Look at me: I might as well be the kind of girl who visits the Chinese opium den which still exists on the outskirts of town (public distaste will force its closure sooner rather than later, but for the minute it is the worst place of vice imaginable, where it is rumoured young girls are lured and lost). I could be the girl who too easily gave up her jewel, a girl who has already opened the floodgates to that most secretive of channels.

But instead I am the kind of girl who is playing secret tennis. I am hidden by the hedge which runs down the back of the wire fence bordering the grass courts, where no one can see me indulging my secret vice. Oh, my brown arm swinging the racket! The thwack of the ball! The hypnotic play of tennis balls pushing through the air!

Oh, Ressidacay: tennis. Whatever next? The full-blown crime of hockey?

That same summer when I am sixteen my father will lead a campaign against the Blowhole County Council. His paper, the Blowhole Examiner, will run a series of articles and leaders arguing that public money should not be spent on yet another sporting venue, the proposed Kevin Beatty Oval.

Now is not the time to be spending public money on sport. Events in Europe should make us mindful of the very real possibility of another war. But even leaving aside the large issue of an impending war, we might ask ourselves this: do we really need another sporting venue? Our community already supports a large number of sporting organisations, and there are numerous ovals, cricket grounds, tennis courts and football fields in and around our town already. If we have to spend public funds at all at this time, why couldn’t the money go towards the establishment of a community orchestra? Our own dance company? Enlarging our already beautiful library? This newspaper gives over a disproportionate amount of space every week to the listing of sporting results and it is time to ask ourselves why.

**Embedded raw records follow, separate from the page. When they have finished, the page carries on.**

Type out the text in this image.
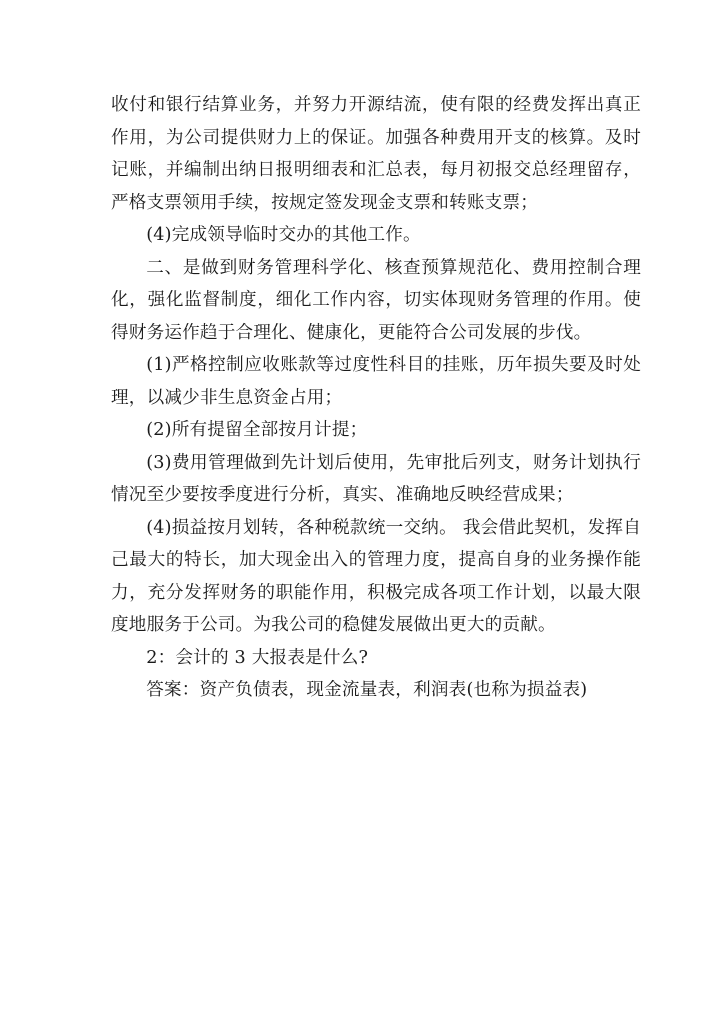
收付和银行结算业务，并努力开源结流，使有限的经费发挥出真正作用，为公司提供财力上的保证。加强各种费用开支的核算。及时记账，并编制出纳日报明细表和汇总表，每月初报交总经理留存，严格支票领用手续，按规定签发现金支票和转账支票；

(4)完成领导临时交办的其他工作。

二、是做到财务管理科学化、核查预算规范化、费用控制合理化，强化监督制度，细化工作内容，切实体现财务管理的作用。使得财务运作趋于合理化、健康化，更能符合公司发展的步伐。

(1)严格控制应收账款等过度性科目的挂账，历年损失要及时处理，以减少非生息资金占用；

(2)所有提留全部按月计提；

(3)费用管理做到先计划后使用，先审批后列支，财务计划执行情况至少要按季度进行分析，真实、准确地反映经营成果；

(4)损益按月划转，各种税款统一交纳。 我会借此契机，发挥自己最大的特长，加大现金出入的管理力度，提高自身的业务操作能力，充分发挥财务的职能作用，积极完成各项工作计划，以最大限度地服务于公司。为我公司的稳健发展做出更大的贡献。

2：会计的 3 大报表是什么?

答案：资产负债表，现金流量表，利润表(也称为损益表)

‘Because human beings love sport, Perce,’ Dusty Road will tell him when he reads this editorial. ‘They don’t want to sit around in poncy suits getting bored listening to music they don’t like.’

‘Nonsense, Dusty,’ my father will snort, ‘which comes first, the chicken or the egg? You have to live with things in order to love them. The French have this expression, la bain de culture, which roughly means the culture in which you live. What is it that surrounds you? The latest league results?’

‘People will always love games with clear winners and losers. The Frogs will never fill a football stadium with art lovers. Even in bloody Paris.’

‘You’re a nong, Dusty—you don’t know what you’re talking about. When Victor Hugo died, you couldn’t move for ordinary Parisians trying to join the funeral. Workers, washerwomen—the whole of Paris came out to mourn, thousands of’em. Can you imagine Australians giving a stuff about Banjo Paterson? Look at the way they treated poor old Henry Lawson.’

‘He was a pisshead.’

‘Very profound, Dusty. Thank you.’

But Dusty knew that Dad wasn’t going to win. Dad had already had to back down from his stance against the sports results: he had tried to cut them by half but Mr John Griffith had made him put them all back in. ‘It’s what people want, Percy. You can’t always swim against the tide.’

Dusty gave him a pat on the back when he came out of that sombre meeting. ‘Mate, you’re in the wrong country. If you want culture you’d better move to bloody Paris.’

At which point Miss Doreen Evans, long suspected of having plans upon Mr Dusty Road’s person, let out an unladylike guffaw.

‘What are you laughing at, you old boiler?’ Dad said, walking out.

Miss Evans complained to Mr Griffith, Dad made his apologies, and by the time Dusty put his lead story in that week, Dad did not change a word. It read: ‘There were cheers, tears and of course beers last Saturday as the Blowhole’s premier rugby league team won against some quality opposition, the Wollongong Bears.’

He came home, locked himself in the front room and read Shakespeare.